Prince George's County committed to the Vision Zero framework in 2021, pledging to eliminate all traffic fatalities and serious injuries by 2040. The county recorded 99 traffic deaths in the year that campaign launched, many of them people on foot. Kabbani's death is a direct test of whether that pledge extends to the specific block of pavement where he was killed.

The county's Department of Public Works and Transportation and MDOT State Highway Administration maintain a High Injury Network: a map of one-mile road segments where pedestrian and cyclist crash severity is disproportionately high. The map shows how localized and corridor improvement projects intersect with the High Injury Network. Neither agency has publicly disclosed whether the St. Barnabas Road corridor near Virginia Lane appears on that network, what infrastructure improvements are planned, or on what timeline. Those answers are overdue.

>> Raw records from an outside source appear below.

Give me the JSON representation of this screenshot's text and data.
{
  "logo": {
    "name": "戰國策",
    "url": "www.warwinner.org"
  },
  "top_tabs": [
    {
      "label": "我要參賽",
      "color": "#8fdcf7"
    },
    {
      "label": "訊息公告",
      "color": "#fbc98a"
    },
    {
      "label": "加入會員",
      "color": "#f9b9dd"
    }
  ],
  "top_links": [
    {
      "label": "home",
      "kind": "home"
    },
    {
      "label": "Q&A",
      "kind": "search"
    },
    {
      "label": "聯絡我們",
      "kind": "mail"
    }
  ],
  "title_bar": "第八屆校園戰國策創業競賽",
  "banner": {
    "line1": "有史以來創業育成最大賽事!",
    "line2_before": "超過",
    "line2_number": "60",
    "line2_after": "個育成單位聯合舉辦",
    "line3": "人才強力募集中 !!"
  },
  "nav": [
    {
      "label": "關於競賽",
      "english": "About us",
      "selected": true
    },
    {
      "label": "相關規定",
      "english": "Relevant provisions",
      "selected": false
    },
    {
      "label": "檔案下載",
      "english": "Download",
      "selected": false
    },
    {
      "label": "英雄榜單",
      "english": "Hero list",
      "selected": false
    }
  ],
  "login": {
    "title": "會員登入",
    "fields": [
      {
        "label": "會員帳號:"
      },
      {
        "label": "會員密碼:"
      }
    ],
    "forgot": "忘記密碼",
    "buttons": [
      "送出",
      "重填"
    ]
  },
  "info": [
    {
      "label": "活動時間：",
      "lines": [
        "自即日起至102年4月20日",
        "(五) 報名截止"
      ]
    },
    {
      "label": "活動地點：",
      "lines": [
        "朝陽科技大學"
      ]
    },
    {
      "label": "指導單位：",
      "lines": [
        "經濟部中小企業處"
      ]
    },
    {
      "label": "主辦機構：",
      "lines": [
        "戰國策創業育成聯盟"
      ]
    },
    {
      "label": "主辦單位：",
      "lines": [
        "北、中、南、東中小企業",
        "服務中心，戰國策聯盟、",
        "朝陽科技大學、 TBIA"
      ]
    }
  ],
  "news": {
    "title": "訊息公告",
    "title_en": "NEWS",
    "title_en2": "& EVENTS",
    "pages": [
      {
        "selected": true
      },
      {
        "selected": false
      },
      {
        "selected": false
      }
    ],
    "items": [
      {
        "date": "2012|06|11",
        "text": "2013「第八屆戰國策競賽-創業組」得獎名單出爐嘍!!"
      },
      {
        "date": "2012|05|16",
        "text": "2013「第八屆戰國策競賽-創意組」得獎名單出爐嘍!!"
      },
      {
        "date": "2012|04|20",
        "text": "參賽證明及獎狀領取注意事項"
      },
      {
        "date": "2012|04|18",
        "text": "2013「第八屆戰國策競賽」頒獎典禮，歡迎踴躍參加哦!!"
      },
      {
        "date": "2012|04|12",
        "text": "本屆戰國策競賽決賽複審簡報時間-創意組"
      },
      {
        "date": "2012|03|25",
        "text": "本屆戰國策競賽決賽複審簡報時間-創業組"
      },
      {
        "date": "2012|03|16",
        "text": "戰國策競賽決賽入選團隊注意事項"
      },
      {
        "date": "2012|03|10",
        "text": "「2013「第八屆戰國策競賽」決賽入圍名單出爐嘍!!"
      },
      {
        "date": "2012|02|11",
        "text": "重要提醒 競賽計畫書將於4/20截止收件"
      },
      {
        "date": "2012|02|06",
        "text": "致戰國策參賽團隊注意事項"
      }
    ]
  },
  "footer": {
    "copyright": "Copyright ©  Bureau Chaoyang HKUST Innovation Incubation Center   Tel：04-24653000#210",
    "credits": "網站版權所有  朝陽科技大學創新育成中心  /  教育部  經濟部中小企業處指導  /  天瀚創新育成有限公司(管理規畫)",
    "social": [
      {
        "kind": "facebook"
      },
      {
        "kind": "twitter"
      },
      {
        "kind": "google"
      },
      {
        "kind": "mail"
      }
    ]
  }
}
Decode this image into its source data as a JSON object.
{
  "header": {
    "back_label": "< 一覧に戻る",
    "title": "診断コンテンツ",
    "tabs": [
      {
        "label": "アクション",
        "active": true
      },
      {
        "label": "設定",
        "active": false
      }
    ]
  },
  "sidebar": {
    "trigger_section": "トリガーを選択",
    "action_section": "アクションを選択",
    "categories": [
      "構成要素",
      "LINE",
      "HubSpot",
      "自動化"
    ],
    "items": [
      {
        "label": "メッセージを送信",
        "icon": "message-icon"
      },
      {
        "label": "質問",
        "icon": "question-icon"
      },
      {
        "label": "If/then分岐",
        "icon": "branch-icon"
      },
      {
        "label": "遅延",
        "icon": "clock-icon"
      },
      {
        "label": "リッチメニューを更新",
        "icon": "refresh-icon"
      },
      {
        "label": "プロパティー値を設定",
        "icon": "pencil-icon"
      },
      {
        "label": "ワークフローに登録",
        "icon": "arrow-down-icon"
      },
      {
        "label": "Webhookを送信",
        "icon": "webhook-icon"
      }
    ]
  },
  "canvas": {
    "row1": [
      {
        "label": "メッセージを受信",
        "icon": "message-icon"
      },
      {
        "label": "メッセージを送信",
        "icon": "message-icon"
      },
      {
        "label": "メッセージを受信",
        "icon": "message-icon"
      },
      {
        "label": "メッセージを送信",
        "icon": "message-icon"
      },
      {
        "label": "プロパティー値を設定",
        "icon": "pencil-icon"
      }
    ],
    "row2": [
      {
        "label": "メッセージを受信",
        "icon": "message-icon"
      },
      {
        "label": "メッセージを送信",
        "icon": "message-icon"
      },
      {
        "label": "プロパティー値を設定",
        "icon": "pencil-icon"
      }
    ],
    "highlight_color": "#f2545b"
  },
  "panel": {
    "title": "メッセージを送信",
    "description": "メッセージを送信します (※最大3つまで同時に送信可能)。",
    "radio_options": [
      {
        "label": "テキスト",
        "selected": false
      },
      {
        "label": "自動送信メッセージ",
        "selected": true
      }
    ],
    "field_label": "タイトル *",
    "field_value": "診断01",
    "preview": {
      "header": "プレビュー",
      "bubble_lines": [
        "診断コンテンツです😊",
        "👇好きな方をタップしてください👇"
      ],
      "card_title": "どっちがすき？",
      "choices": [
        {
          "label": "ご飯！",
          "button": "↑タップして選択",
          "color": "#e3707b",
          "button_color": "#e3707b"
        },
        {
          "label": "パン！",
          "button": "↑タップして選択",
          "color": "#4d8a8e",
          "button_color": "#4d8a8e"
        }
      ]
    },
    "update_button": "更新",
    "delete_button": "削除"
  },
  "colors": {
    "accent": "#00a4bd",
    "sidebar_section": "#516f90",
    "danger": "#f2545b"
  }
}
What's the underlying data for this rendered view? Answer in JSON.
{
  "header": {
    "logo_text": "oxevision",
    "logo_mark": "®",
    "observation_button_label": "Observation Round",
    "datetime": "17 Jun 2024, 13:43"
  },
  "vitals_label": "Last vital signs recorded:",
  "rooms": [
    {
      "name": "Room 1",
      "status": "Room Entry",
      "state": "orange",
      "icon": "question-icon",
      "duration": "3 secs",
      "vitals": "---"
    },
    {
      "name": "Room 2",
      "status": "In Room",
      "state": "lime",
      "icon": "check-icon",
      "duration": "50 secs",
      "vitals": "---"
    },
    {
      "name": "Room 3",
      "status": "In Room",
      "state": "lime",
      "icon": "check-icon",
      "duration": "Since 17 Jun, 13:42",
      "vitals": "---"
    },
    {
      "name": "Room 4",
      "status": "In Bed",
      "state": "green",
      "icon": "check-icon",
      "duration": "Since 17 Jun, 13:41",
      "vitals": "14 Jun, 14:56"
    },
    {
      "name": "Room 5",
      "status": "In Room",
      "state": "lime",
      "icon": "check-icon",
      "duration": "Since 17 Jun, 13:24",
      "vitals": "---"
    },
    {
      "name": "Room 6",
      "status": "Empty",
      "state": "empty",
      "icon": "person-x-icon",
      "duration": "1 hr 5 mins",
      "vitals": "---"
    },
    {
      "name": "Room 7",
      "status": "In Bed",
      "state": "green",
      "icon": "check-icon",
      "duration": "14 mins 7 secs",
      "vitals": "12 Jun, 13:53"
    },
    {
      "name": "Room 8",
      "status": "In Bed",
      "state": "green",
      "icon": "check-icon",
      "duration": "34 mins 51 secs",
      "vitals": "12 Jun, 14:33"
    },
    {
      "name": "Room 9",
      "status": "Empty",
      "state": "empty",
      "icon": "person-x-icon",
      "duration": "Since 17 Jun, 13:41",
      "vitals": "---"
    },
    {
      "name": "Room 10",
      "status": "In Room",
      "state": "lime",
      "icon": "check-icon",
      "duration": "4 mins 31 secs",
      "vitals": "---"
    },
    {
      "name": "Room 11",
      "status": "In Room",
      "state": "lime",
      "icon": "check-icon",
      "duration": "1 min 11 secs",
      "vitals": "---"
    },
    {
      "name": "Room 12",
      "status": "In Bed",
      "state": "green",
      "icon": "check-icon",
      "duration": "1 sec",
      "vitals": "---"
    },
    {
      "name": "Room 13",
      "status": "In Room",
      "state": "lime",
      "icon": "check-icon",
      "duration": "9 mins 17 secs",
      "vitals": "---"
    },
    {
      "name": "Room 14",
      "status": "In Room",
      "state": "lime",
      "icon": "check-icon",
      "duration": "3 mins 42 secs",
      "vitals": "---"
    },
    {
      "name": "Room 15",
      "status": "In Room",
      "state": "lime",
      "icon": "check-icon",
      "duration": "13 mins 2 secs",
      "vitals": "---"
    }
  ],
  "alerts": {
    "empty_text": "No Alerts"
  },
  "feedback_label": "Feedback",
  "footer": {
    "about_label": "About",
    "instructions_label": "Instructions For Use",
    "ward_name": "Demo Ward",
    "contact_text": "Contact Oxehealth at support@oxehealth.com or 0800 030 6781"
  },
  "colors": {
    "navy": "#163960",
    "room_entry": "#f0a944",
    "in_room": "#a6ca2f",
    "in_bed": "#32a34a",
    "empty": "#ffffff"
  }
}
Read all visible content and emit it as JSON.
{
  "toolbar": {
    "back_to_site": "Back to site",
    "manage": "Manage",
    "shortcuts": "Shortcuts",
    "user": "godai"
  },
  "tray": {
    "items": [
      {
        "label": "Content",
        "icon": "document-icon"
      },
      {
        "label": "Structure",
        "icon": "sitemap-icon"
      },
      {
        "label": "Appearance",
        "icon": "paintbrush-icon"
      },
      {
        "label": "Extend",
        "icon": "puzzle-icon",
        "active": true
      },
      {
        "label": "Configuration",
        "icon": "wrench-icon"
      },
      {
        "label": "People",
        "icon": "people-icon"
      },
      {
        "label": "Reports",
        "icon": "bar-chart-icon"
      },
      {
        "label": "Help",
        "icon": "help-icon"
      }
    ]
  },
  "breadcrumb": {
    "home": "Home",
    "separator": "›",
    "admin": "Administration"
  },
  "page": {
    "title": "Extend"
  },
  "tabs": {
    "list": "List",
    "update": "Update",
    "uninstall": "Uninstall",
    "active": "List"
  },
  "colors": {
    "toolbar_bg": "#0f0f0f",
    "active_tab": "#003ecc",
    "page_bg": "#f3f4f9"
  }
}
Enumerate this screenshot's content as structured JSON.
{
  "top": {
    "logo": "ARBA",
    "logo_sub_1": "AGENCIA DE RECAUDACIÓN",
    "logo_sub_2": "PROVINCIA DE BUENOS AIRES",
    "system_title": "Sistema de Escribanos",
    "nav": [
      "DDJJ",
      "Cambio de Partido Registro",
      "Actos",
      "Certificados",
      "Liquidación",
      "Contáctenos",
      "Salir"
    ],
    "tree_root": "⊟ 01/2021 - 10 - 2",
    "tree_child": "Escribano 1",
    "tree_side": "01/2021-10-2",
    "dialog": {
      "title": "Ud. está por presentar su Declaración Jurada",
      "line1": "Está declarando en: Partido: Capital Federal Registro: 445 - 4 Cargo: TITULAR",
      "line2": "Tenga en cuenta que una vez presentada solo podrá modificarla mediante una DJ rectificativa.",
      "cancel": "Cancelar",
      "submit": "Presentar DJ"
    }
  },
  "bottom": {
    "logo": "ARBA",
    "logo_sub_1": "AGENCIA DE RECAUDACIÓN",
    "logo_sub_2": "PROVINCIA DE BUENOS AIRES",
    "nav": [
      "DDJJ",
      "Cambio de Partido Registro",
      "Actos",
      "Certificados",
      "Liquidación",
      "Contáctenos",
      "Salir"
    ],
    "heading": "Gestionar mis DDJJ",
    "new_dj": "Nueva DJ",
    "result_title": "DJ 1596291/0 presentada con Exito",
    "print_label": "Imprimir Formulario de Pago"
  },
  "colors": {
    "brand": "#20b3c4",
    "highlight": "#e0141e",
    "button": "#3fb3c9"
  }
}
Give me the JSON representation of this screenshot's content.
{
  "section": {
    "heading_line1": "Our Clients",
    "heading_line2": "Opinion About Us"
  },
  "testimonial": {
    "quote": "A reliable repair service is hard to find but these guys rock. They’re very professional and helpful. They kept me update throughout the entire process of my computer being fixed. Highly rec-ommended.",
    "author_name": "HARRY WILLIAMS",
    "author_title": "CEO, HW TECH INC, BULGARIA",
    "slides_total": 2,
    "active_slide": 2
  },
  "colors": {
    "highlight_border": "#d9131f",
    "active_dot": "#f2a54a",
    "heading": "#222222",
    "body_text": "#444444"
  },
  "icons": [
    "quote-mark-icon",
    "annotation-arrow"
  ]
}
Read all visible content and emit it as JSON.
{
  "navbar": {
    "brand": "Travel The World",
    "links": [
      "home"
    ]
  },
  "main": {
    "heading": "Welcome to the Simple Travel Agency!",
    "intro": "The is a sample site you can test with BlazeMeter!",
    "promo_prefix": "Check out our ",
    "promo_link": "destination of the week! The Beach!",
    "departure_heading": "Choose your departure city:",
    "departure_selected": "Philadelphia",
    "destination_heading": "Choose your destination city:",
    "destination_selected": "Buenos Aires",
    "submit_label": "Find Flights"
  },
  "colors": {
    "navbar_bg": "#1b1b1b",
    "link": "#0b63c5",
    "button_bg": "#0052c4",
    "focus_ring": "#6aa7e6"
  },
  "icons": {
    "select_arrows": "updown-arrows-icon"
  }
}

Until they come, conditions on that corridor remain unchanged. Pedestrians navigating St. Barnabas Road after dark should cross only at signalized intersections, wear reflective clothing, and treat each lane of traffic as independent: a gap in one lane does not mean approaching drivers in the adjacent lane have also yielded. On a multilane road at night, the margin for error is measured in feet.

The Collision Analysis and Reconstruction Unit's investigation into Kabbani's death continues. Witnesses or drivers with dashcam footage from the area of St. Barnabas Road and Virginia Lane on the evening of April 1 are urged to come forward.